Arkansas Senate passes ‘Stand Your Ground’ bill

Arkansas Senate panel advances ‘Stand Your Ground’ bill

LITTLE ROCK, Ark. (AP/KARK) - Senate Bill 24, known as the “Stand Your Ground” bill, passed the Senate Tuesday with a 27-7 vote.

But, the vote didn’t come without some intense debate.

“This is not a license to kill,” Sen. Bob Ballinger (R-Ozark), the bill’s sponsor, said. “This does not give you the ability to shoot first and answer questions later.”

The bill ends the duty to retreat if:

  • The person using deadly force is lawfully present with reasonable belief they’re being threatened.
  • They’re not engaged in criminal or gang activity.
  • The person is not a felon.
  • Is not the initial aggressor

“I’m voting for this bill so that vulnerable people in the state, especially all of our daughters, our wives, and our spouses, regardless of their color, have an opportunity to defend themselves against aggressors,” Sen. Jason Rapert (R-Conway) said.

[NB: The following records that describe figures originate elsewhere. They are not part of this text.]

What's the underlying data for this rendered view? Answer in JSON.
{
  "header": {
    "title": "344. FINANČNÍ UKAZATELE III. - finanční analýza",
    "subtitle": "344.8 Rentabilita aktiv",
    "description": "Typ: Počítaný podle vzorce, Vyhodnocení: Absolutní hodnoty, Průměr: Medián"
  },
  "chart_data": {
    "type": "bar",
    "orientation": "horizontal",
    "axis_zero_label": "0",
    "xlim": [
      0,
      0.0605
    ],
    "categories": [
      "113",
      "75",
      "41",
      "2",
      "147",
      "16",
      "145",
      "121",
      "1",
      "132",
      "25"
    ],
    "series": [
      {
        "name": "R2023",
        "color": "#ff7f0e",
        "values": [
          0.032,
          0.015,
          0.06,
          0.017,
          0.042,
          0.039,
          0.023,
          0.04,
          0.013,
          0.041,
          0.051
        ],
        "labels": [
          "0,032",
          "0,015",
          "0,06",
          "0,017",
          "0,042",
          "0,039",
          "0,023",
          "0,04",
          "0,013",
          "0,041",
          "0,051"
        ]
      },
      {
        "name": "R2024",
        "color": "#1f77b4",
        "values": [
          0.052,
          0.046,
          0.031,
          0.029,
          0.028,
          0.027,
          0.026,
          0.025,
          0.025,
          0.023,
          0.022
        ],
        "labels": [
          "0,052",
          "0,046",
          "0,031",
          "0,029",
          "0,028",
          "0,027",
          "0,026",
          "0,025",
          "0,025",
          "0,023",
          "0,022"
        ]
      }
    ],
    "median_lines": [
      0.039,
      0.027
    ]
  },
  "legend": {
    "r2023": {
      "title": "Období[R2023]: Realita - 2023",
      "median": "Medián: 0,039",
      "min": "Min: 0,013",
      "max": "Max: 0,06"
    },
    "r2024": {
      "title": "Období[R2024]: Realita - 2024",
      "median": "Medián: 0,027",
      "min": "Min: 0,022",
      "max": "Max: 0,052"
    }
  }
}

However, others in the Senate opposed the bill, saying there was no reason to change the current law.

“Is this the best policy to deal with the behavior of persons that it’s left to the one using the deadly force to form a belief, based on their perception of that person, that they use the deadly force against,” Sen. Stephanie Flowers (D-Pine Bluff) asked.

“I don’t think we ought to make it easier to kill,” Sen. Linda Chesterfield (D-Little Rock) added. “I don’t believe that Arkansas needs to have another Trayvon Martin case.”

This comes after the Arkansas Senate panel advanced legislation loosening restrictions on the use of deadly force in self-defense, two years after it failed before the same committee.

The Senate Judiciary Committee endorsed the proposal that would remove the state’s duty to retreat before using deadly force in certain circumstances.

According to content partner KARK, Ballinger (R-Ozark) said the duty to retreat aspect was being removed due to prosecutors not taking the issue into account as they look at cases.

It may be well-intentioned, but Ballinger said it was not the job of prosecutors to do that.

“I get that, and the only problem with that is that it’s not really their job. It’s their job to enforce the law, not to make good decisions what good and better policy is under the law,” Ballinger said.

Sen. Flowers (D-Pine Bluff), who opposed a similar bill in the 2019 session, said she was afraid the bill would turn people into “judge, jury and executioner.”

“But you got a gun, and they said the magic words, and so, ‘Pop,’ you’re just going to shoot them,” Flowers said.

The proposal failed before the same committee two years ago but was widely expected to win approval Wednesday, with five of the bill’s sponsors holding seats on the eight-person panel.